No one product dominates India's exports. In FY 1993 handicrafts, gems, and jewelry formed the most main sector and accounted for an estimated US$4.9 billion (22.2 percent) of exports. Since the early 1990s India has become the world's largest processor of diamonds (imported in the rough from South Africa and then fabricated into jewelry for export). Along with other semiprecious commodities, such as gold, India's gems and jewelry accounted for 11 percent of its foreign-exchange receipts in early 1993. Textiles and ready-made garments combined were also a significant category accounting for an predictable US$4.1 billion (18.5 percent) of exports.
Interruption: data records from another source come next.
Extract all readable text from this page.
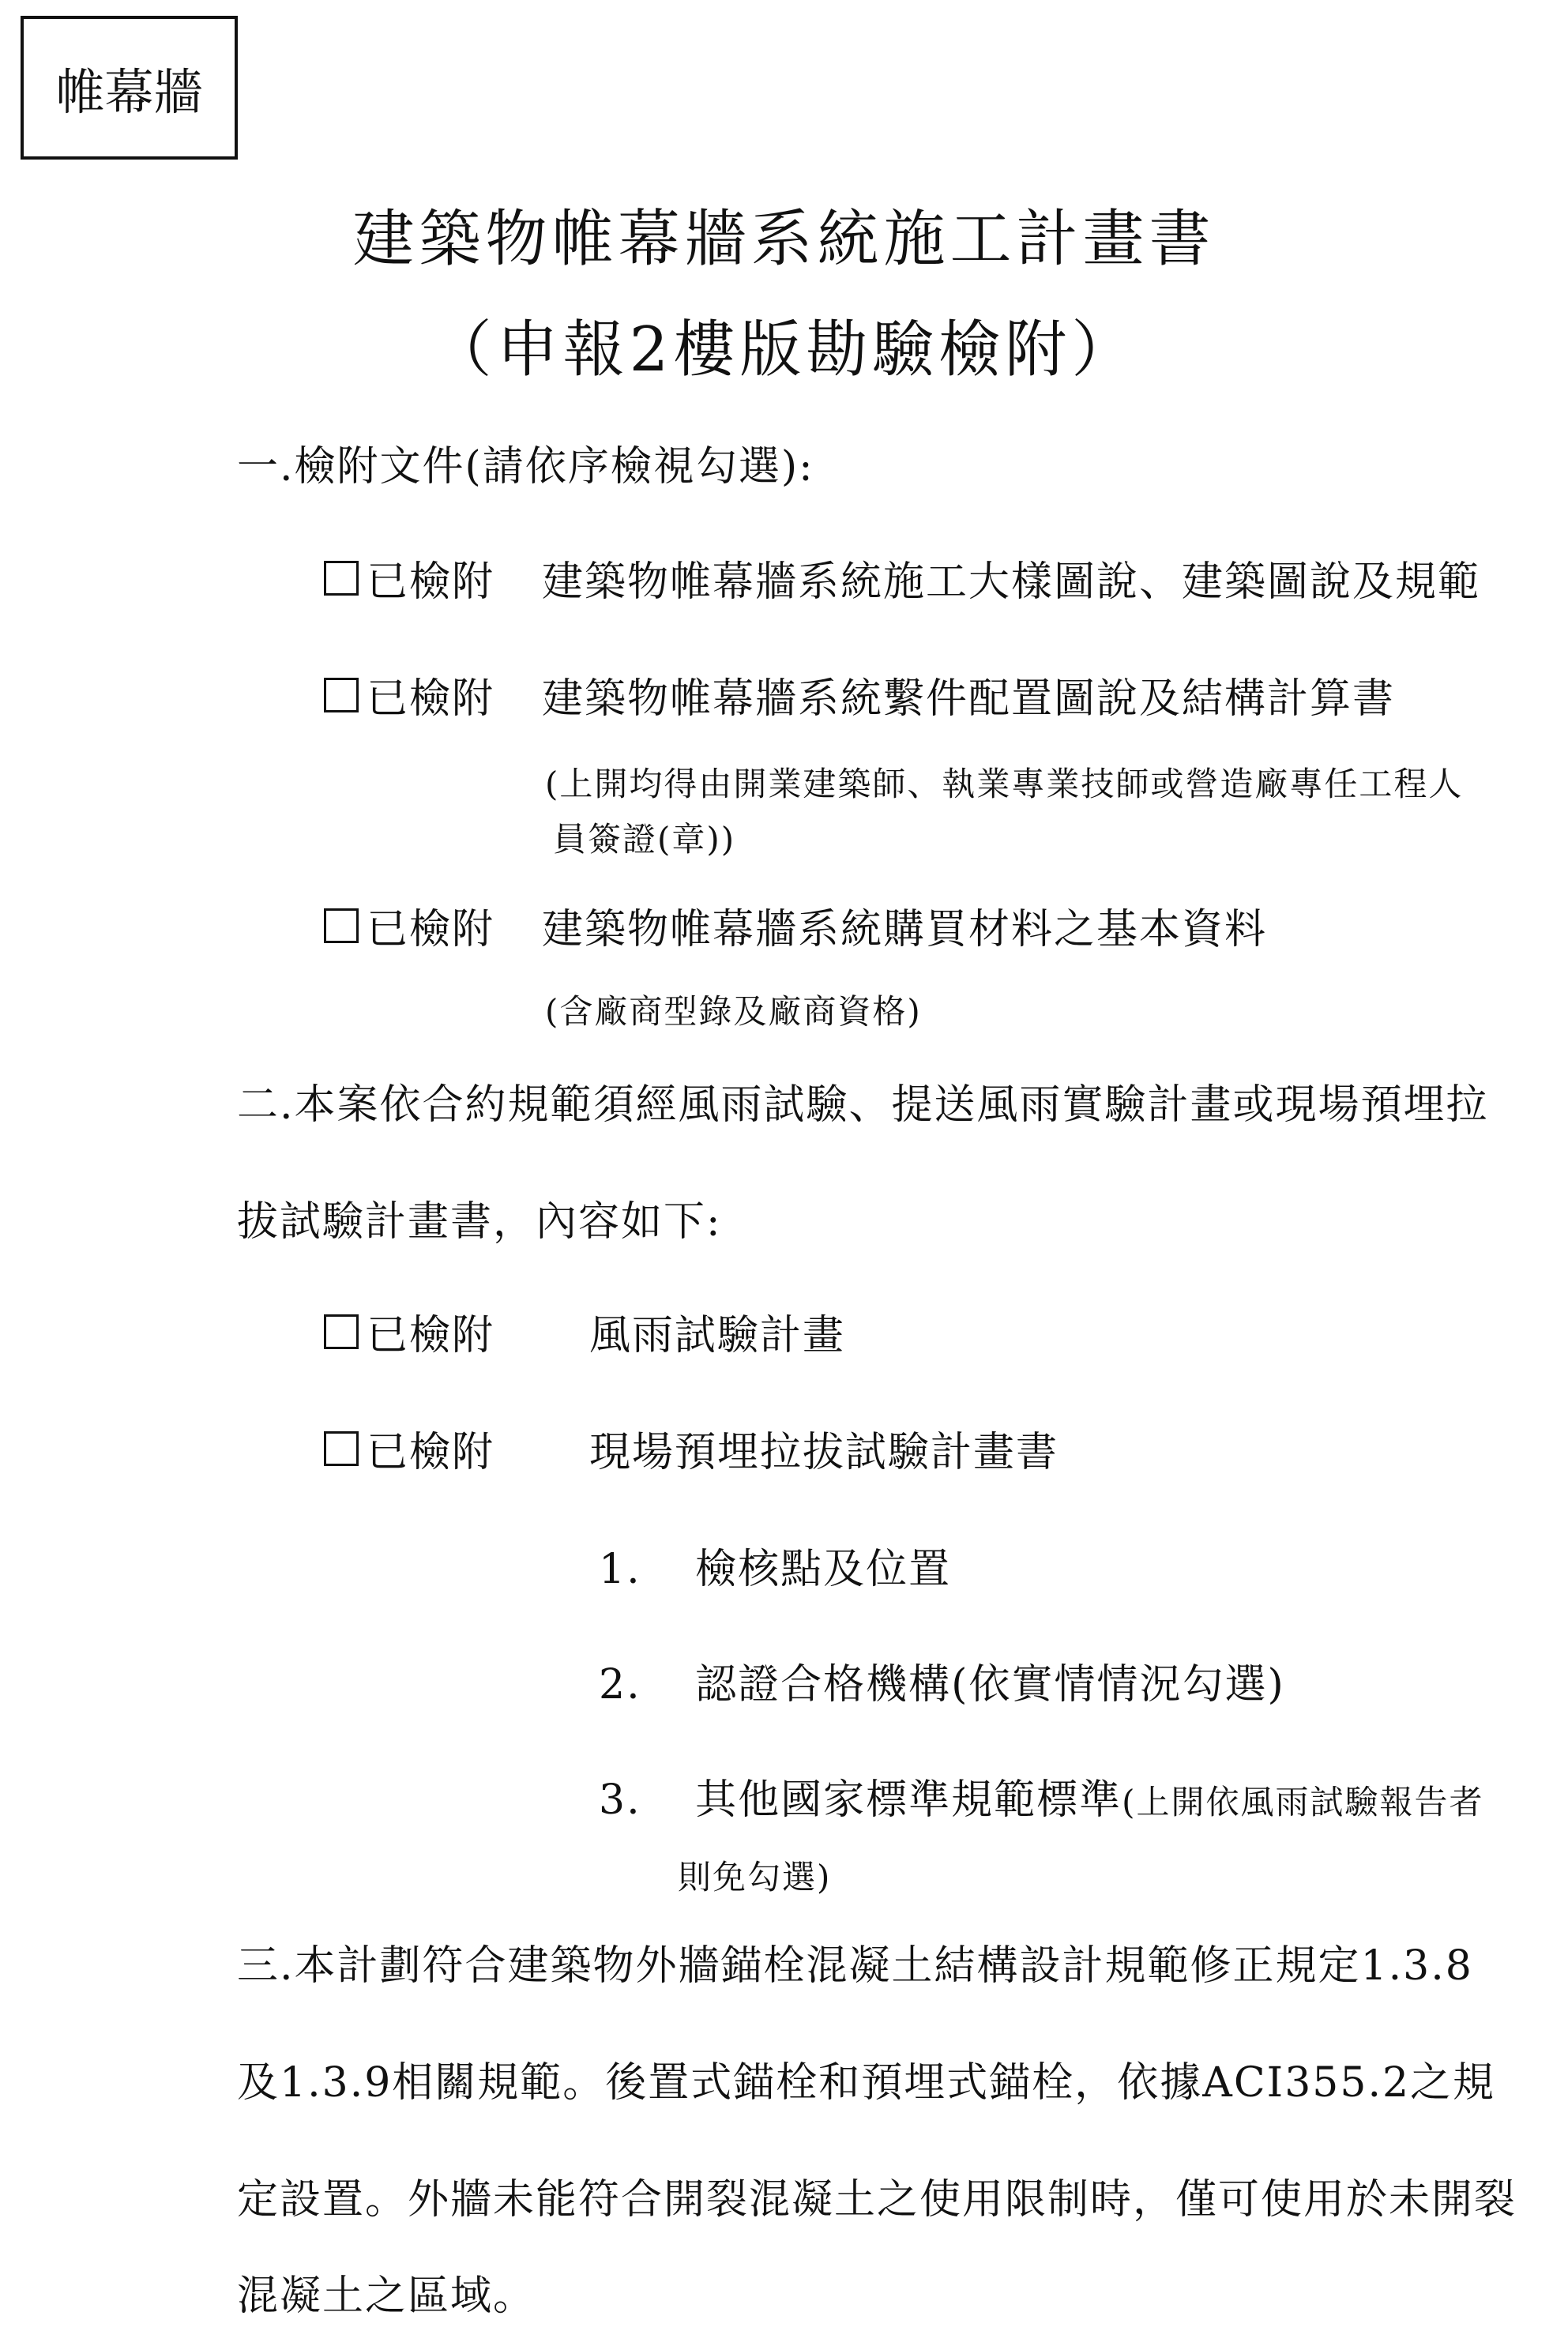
帷幕牆
建築物帷幕牆系統施工計畫書
（申報2樓版勘驗檢附）
一.檢附文件(請依序檢視勾選):
已檢附 建築物帷幕牆系統施工大樣圖說、建築圖說及規範
已檢附 建築物帷幕牆系統繫件配置圖說及結構計算書
(上開均得由開業建築師、執業專業技師或營造廠專任工程人
員簽證(章))
已檢附 建築物帷幕牆系統購買材料之基本資料
(含廠商型錄及廠商資格)
二.本案依合約規範須經風雨試驗、提送風雨實驗計畫或現場預埋拉
拔試驗計畫書，內容如下:
已檢附 風雨試驗計畫
已檢附 現場預埋拉拔試驗計畫書
1. 檢核點及位置
2. 認證合格機構(依實情情況勾選)
3. 其他國家標準規範標準(上開依風雨試驗報告者
則免勾選)
三.本計劃符合建築物外牆錨栓混凝土結構設計規範修正規定1.3.8
及1.3.9相關規範。後置式錨栓和預埋式錨栓，依據ACI355.2之規
定設置。外牆未能符合開裂混凝土之使用限制時，僅可使用於未開裂
混凝土之區域。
Other significant exports include industrial machinery, leather products, chemicals and related products.
The main imports are petroleum products valued in FY 1993 at nearly US$5.8 billion or 24.7 percent of principal imports and capital goods amounting to US$4.2 billion or 21.8 percent of principal imports. Other important import categories are chemicals, dyes, plastics, pharmaceuticals, uncut precious stones, iron and steel, fertilizers, nonferrous metals, and pulp paper and paper products India's most significant trading partners are the United States, Japan, the European Union, and nations belonging to the Organization of the Petroleum Exporting Countries (OPEC). From the 1950s until 1991, India also had close trade links with the Soviet Union but the breakup of that nation into fifteen independent states led to a refuse of trade with the region. In FY 1993 some 30 percent of all imports came from the European Union, 22.4 percent from OPEC nations, 11.7 percent from the United States, and 6.6 percent from Japan. In that same year, 26 percent of all exports were to the European Union, 18 percent to the United States, 7.8 percent to Japan, and 10.7 to the OPEC nations.
Trade and investment with the United States seemed likely to knowledge an upswing following a January 1995 trade mission from the United States led by Secretary of Commerce Ronald H. Brown and including top executives from twenty-six United States companies. During the weeklong visit some US$7 billion in business deals were agreed on frequently in the areas of infrastructure development, transportation, power and communication systems, food processing, health care services, insurance and financing projects, and automotive catalytic converters. In turn greater access for Indian goods in United States markets was sought by Indian officials.
In February 1995 in a bid to improve commercial prospects in Southeast Asia, India signed a four-part agreement with the Association of Southeast Asian Nations (ASEAN). The deal covers trade, investment, science and technology, and tourism, and there are prospects for further agreements on joint ventures, banks and civil aviation.
India's balance of payments position is closely connected to the balance of trade. Foreign aid and remittances from Indians employed overseas, however, make the balance of payments more favorable than the balance of trade.